Currently the only data format supported is newline delimited JSON with each
line having a JSON object that is identical in structure without missing
nodes. In future versions, parsing of JSON will become more flexible and other
data formats will be supported like CSV and [parquet](https://parquet.apache.org).

#### Filename Extension Limitations

All compressed data files must have a filename extension that matches the
compression algorithm.

#### Dynamic Column Definition is by the First Line

Column parsing is done by reading the first line of the smallest file in the
logical table file path. If this first line differs structurally from the data
in other lines and files, you will get inconsistent results or errors.

For non-compressed data files the connector will do a HTTP range request on the
data file in order to avoid downloading the entire file to get the first line.
The setting for the maximum number of bytes per line is configurable via the
`manta.max_bytes_per_line` parameter. The default value is `10240`.

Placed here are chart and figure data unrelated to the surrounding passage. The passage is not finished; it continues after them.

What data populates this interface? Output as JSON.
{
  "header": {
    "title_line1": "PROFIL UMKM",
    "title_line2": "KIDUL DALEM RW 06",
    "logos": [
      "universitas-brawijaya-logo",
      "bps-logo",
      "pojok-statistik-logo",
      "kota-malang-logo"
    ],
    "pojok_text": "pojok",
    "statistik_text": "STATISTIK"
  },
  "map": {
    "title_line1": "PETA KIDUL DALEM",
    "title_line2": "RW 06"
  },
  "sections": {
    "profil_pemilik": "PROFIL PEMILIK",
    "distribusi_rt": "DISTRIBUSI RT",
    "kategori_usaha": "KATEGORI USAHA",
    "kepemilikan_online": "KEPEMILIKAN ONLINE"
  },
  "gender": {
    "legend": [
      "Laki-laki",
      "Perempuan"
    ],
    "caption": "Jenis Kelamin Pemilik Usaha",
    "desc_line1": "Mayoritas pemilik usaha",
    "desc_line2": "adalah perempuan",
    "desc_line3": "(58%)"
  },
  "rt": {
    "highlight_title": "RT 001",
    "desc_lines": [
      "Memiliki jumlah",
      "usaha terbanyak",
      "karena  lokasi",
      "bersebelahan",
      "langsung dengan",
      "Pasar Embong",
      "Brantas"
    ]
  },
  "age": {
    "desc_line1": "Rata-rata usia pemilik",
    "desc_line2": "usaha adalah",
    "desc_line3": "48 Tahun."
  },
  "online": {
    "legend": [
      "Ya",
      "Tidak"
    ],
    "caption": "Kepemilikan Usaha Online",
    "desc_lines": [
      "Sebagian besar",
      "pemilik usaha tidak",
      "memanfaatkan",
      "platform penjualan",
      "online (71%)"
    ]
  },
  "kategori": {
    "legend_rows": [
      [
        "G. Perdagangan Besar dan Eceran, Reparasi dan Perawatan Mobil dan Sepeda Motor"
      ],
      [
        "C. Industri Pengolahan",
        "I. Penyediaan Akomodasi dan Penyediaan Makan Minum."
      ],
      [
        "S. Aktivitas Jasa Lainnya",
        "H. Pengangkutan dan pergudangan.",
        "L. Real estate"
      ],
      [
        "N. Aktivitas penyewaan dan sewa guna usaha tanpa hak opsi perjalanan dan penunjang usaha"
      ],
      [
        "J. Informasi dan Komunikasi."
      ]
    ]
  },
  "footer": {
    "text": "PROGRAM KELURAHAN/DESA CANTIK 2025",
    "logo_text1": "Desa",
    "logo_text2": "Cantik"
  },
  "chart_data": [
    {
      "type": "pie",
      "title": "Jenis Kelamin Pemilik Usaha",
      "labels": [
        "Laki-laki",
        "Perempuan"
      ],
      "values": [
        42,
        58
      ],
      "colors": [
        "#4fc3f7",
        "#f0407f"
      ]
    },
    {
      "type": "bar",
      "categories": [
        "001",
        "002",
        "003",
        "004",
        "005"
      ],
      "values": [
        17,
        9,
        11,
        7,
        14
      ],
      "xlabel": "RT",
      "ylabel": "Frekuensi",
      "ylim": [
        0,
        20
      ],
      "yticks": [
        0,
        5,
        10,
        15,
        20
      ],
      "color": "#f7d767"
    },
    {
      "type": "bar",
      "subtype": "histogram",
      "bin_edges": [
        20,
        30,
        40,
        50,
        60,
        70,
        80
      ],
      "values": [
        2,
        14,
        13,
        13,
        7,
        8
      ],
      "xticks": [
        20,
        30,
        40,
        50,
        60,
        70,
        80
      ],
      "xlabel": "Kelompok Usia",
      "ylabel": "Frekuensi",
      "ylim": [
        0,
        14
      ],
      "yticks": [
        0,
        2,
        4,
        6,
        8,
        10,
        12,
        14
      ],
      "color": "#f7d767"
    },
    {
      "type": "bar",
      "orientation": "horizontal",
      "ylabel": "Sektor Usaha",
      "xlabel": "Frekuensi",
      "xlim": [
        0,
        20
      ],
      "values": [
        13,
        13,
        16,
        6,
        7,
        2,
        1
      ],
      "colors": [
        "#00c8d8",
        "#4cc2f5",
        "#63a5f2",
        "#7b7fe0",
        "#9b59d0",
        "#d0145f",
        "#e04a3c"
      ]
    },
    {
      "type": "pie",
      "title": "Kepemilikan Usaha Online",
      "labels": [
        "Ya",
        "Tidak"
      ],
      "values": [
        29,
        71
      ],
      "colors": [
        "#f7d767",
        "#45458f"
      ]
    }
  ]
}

#### Bandwidth Considerations

All queries to Manta involve downloading multiple data files off of Manta to
Presto worker(s). By the design, this is a bandwidth intensive operation. It is
best to have your Presto workers and server located geographically near your
Manta installation with a high bandwidth link between them. For example, in the
case of the Triton Public Cloud, if you are using the Manta installation located
in the US-EAST region, then running Presto in one of the US-EAST data centers /
availability zones is ideal.

#### HTTP Pool Settings

Since queries to Manta from Presto are done concurrently per remote file,
you may want to increase the maximum connections setting to Manta above the
default of `24`. If you see errors related to timeouts when waiting for a
connection from the HTTP pool for Apache HTTP client, it is indicative of a
`manta.max_connections` setting too low.

## Development

### Building the Project

To build the Presto Manta Connector you will need [Maven 3.0+](https://maven.apache.org).
Using Maven, execute:
```
mvn clean install
```

### Contributing

See our [contribution guide](./CONTRIBUTING.md) for more information on
contributing changes to the project.

### Bugs

See .

## License
The Presto Manta Connector is licensed under the MPLv2. Please see the
[LICENSE](./LICENSE) file for more details.